Run the container with the cache mounted:

docker run --gpus all \
  -v "$NIM_CACHE_PATH:/opt/nim/.cache" \
  ...

To run as a custom user (e.g., your host user), pass -u <uid>:0:

docker run --gpus all -u $(id -u):0 \
  -v "$NIM_CACHE_PATH:/opt/nim/.cache" \
  ...

Important

When using -u <uid>, you must include :0 to set GID 0 (e.g., -u $(id -u):0). The container’s writable directories are group-owned by GID 0. Without it, the container will fail with PermissionError when writing to cache, config, or log paths.

Tip

To make this setting permanent across terminal sessions, you can add export LOCAL_NIM_CACHE=~/.cache/nim to your ~/.bashrc or ~/.zshrc profile.

Model-Free NIM

Custom Model Source

After you have set up your local cache, you can configure model-free NIM to download a model from Hugging Face. To do this, specify the directory where the model files should be stored and set the appropriate environment variable.

Specify a Hugging Face model directly using the hf:// prefix.

export NIM_MODEL_PATH="hf://openai/gpt-oss-20b"

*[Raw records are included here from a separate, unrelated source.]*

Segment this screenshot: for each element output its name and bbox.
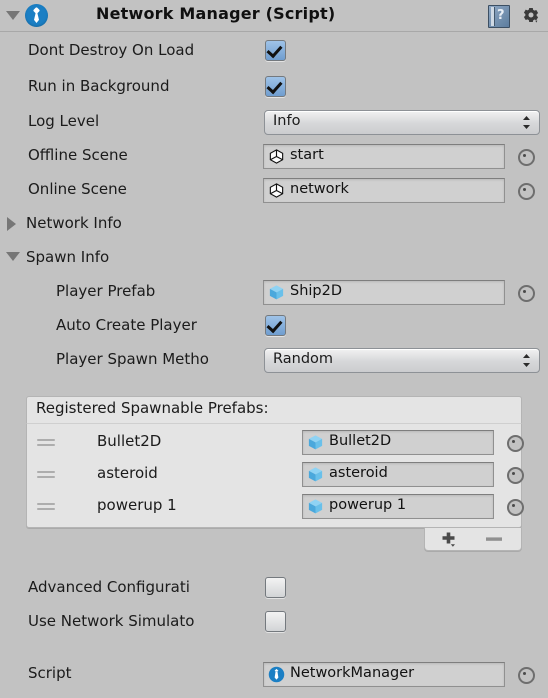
advanced-configuration-label: Advanced Configurati	[28, 578, 190, 596]
component-title: Network Manager (Script)	[96, 4, 336, 23]
offline-scene-value: start	[290, 147, 324, 163]
dont-destroy-on-load-checkbox[interactable]	[265, 40, 286, 61]
list-item-name: Bullet2D	[97, 432, 162, 450]
use-network-simulator-checkbox[interactable]	[265, 611, 286, 632]
spawn-info-label: Spawn Info	[26, 248, 110, 266]
help-book-icon[interactable]	[488, 5, 510, 28]
list-item[interactable]: Bullet2D Bullet2D	[27, 427, 524, 459]
player-spawn-method-label: Player Spawn Metho	[56, 350, 209, 368]
row-use-network-simulator: Use Network Simulato	[0, 604, 548, 638]
spawnable-prefabs-list-footer	[424, 528, 522, 551]
log-level-value: Info	[273, 113, 301, 129]
add-prefab-button[interactable]	[439, 531, 461, 547]
online-scene-picker-button[interactable]	[518, 183, 535, 200]
spawnable-prefabs-list: Registered Spawnable Prefabs: Bullet2D B…	[26, 396, 524, 551]
log-level-label: Log Level	[28, 112, 100, 130]
row-spawn-info[interactable]: Spawn Info	[0, 240, 548, 274]
run-in-background-label: Run in Background	[28, 77, 170, 95]
spawnable-prefabs-header-label: Registered Spawnable Prefabs:	[36, 399, 269, 417]
list-item[interactable]: powerup 1 powerup 1	[27, 491, 524, 523]
spawnable-prefabs-list-header: Registered Spawnable Prefabs:	[26, 396, 522, 423]
list-item-picker-button[interactable]	[507, 499, 524, 516]
run-in-background-checkbox[interactable]	[265, 76, 286, 97]
gear-icon[interactable]	[522, 7, 540, 25]
spawnable-prefabs-list-body: Bullet2D Bullet2D asteroid asteroid powe…	[26, 423, 524, 528]
row-dont-destroy-on-load: Dont Destroy On Load	[0, 32, 548, 68]
drag-handle-icon[interactable]	[37, 439, 55, 446]
prefab-cube-icon	[308, 499, 323, 514]
offline-scene-label: Offline Scene	[28, 146, 128, 164]
prefab-cube-icon	[308, 435, 323, 450]
row-player-spawn-method: Player Spawn Metho Random	[0, 342, 548, 376]
row-log-level: Log Level Info	[0, 104, 548, 138]
row-auto-create-player: Auto Create Player	[0, 308, 548, 342]
use-network-simulator-label: Use Network Simulato	[28, 612, 195, 630]
advanced-configuration-checkbox[interactable]	[265, 577, 286, 598]
log-level-dropdown[interactable]: Info	[264, 110, 540, 135]
player-prefab-value: Ship2D	[290, 283, 343, 299]
dont-destroy-on-load-label: Dont Destroy On Load	[28, 41, 195, 59]
row-advanced-configuration: Advanced Configurati	[0, 570, 548, 604]
component-header[interactable]: Network Manager (Script)	[0, 0, 548, 32]
prefab-cube-icon	[308, 467, 323, 482]
player-prefab-label: Player Prefab	[56, 282, 156, 300]
list-item-value: Bullet2D	[329, 433, 392, 449]
row-player-prefab: Player Prefab Ship2D	[0, 274, 548, 308]
player-prefab-object-field[interactable]: Ship2D	[263, 280, 505, 305]
auto-create-player-checkbox[interactable]	[265, 315, 286, 336]
player-spawn-method-dropdown[interactable]: Random	[264, 348, 540, 373]
list-item-picker-button[interactable]	[507, 435, 524, 452]
row-offline-scene: Offline Scene start	[0, 138, 548, 172]
network-info-label: Network Info	[26, 214, 122, 232]
online-scene-value: network	[290, 181, 349, 197]
online-scene-object-field[interactable]: network	[263, 178, 505, 203]
unity-scene-icon	[269, 149, 284, 164]
list-item-object-field[interactable]: Bullet2D	[302, 430, 494, 455]
list-item-value: asteroid	[329, 465, 388, 481]
row-online-scene: Online Scene network	[0, 172, 548, 206]
script-object-field[interactable]: NetworkManager	[263, 662, 505, 687]
script-picker-button[interactable]	[518, 667, 535, 684]
unity-script-icon	[25, 4, 48, 27]
unity-scene-icon	[269, 183, 284, 198]
offline-scene-object-field[interactable]: start	[263, 144, 505, 169]
spawn-info-foldout-arrow[interactable]	[6, 252, 20, 261]
unity-script-icon	[268, 666, 285, 683]
list-item-name: asteroid	[97, 464, 158, 482]
list-item-value: powerup 1	[329, 497, 407, 513]
component-foldout-arrow[interactable]	[6, 11, 20, 20]
offline-scene-picker-button[interactable]	[518, 149, 535, 166]
remove-prefab-button[interactable]	[483, 531, 505, 547]
network-info-foldout-arrow[interactable]	[7, 217, 16, 231]
script-value: NetworkManager	[290, 665, 415, 681]
prefab-cube-icon	[269, 285, 284, 300]
list-item[interactable]: asteroid asteroid	[27, 459, 524, 491]
auto-create-player-label: Auto Create Player	[56, 316, 197, 334]
online-scene-label: Online Scene	[28, 180, 127, 198]
chevron-updown-icon	[523, 116, 530, 129]
list-item-object-field[interactable]: powerup 1	[302, 494, 494, 519]
drag-handle-icon[interactable]	[37, 471, 55, 478]
list-item-object-field[interactable]: asteroid	[302, 462, 494, 487]
list-item-name: powerup 1	[97, 496, 177, 514]
drag-handle-icon[interactable]	[37, 503, 55, 510]
list-item-picker-button[interactable]	[507, 467, 524, 484]
chevron-updown-icon	[523, 354, 530, 367]
row-network-info[interactable]: Network Info	[0, 206, 548, 240]
script-label: Script	[28, 664, 72, 682]
player-prefab-picker-button[interactable]	[518, 285, 535, 302]
row-script: Script NetworkManager	[0, 656, 548, 690]
player-spawn-method-value: Random	[273, 351, 334, 367]
row-run-in-background: Run in Background	[0, 68, 548, 104]
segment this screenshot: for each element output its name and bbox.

The NIM will automatically download the model from Hugging Face and cache it in your configured LOCAL_NIM_CACHE. When running the container, you will map your host machine’s local cache directory to a path inside the container using the -v flag. This ensures that the downloaded model weights persist on your host machine across ephemeral container restarts.

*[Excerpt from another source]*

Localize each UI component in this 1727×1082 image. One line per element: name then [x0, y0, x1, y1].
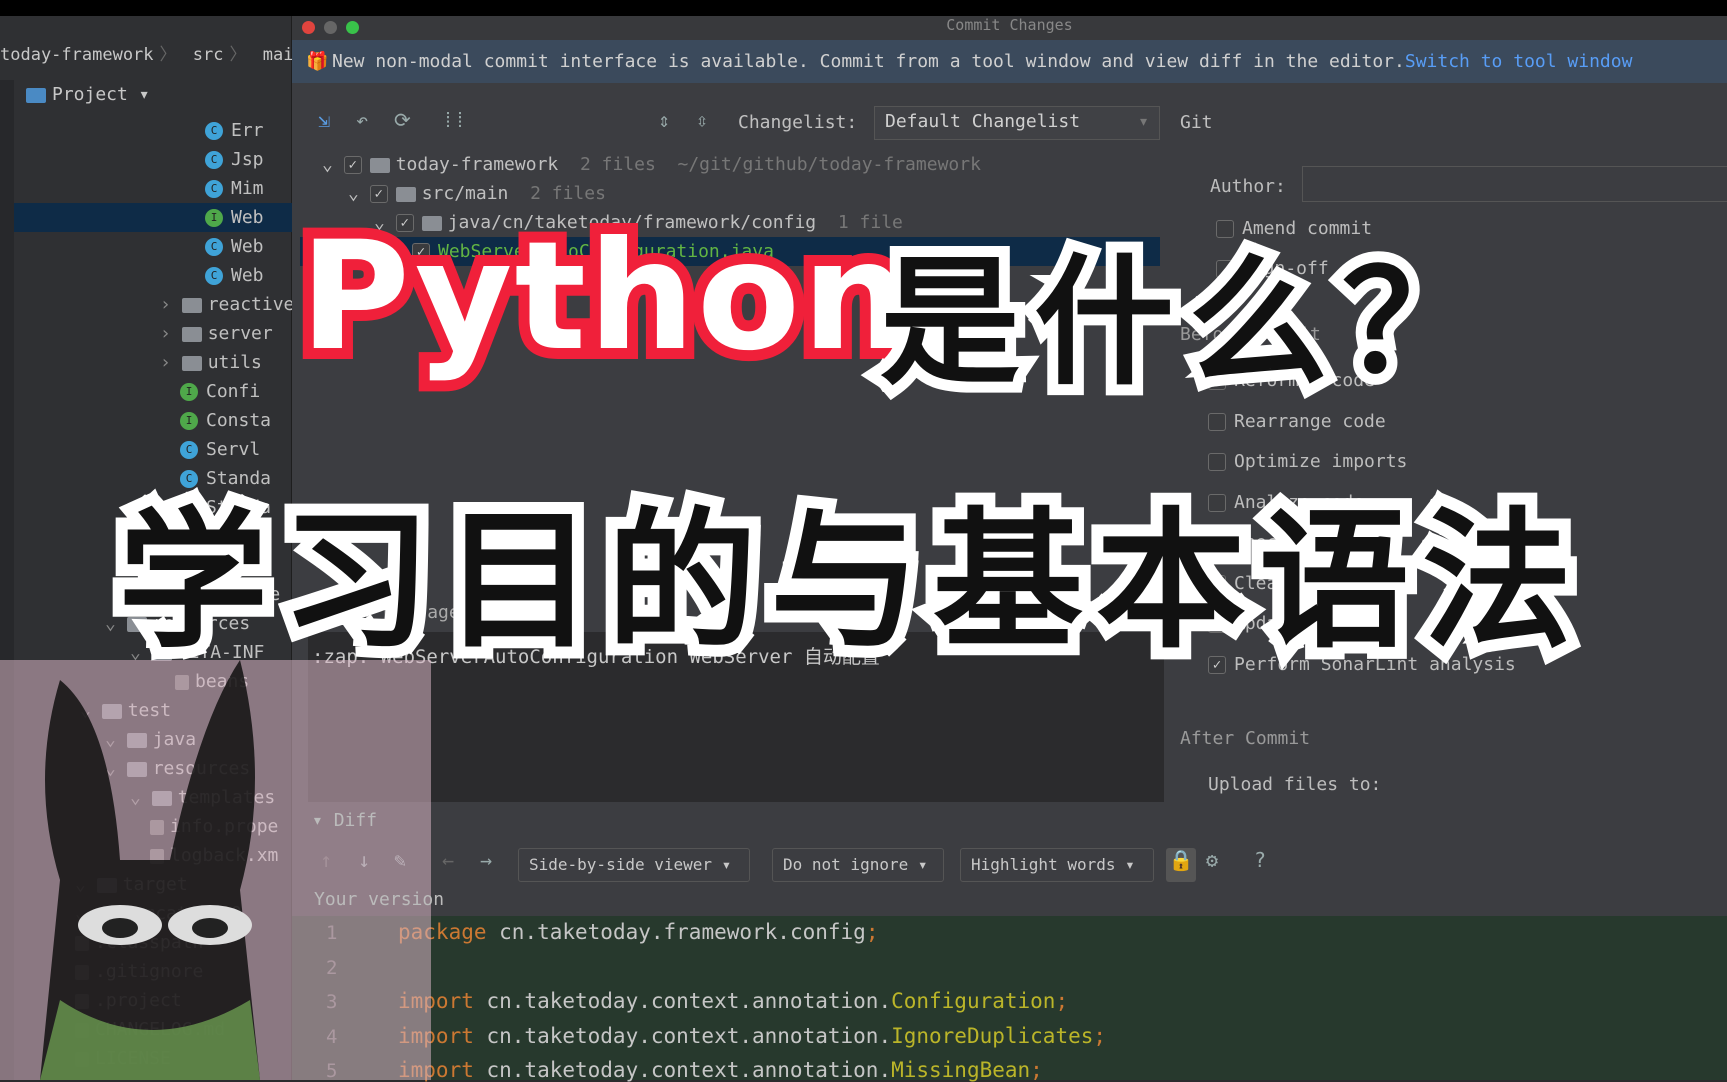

For example, using -v "$LOCAL_NIM_CACHE:/opt/nim/.cache" tells Docker: “Take the folder at $LOCAL_NIM_CACHE on my host machine, and make it available inside the container at the path /opt/nim/.cache.”

Note

If you plan to use a model source other than Hugging Face, such as a pre-downloaded local model or private cloud storage, the URI and path will be different. Refer to model-download-sources for instructions.

Advanced Configurations#

For production deployments or specific organizational requirements, you can configure additional environment variables. NIM LLM supports advanced settings such as:

TLS/SSL Configuration (NIM_SSL_MODE, NIM_SSL_KEY_PATH, NIM_SSL_CERTS_PATH, NIM_SSL_CA_CERTS_PATH): Control whether SSL/TLS is enabled for API connections, and specify the locations of SSL private keys, certificates, and CA certificates.
Unified Structured Logging and Verbosity (NIM_JSONL_LOGGING, NIM_LOG_LEVEL): Enable structured JSONL log output and set the logging verbosity level for debugging or monitoring.
Manual Model Profile Overrides (NIM_MODEL_PROFILE): Manually select or override the model execution profile, allowing control over parameters like precision or hardware acceleration.

For more details on these advanced settings, refer to Advanced Configurations.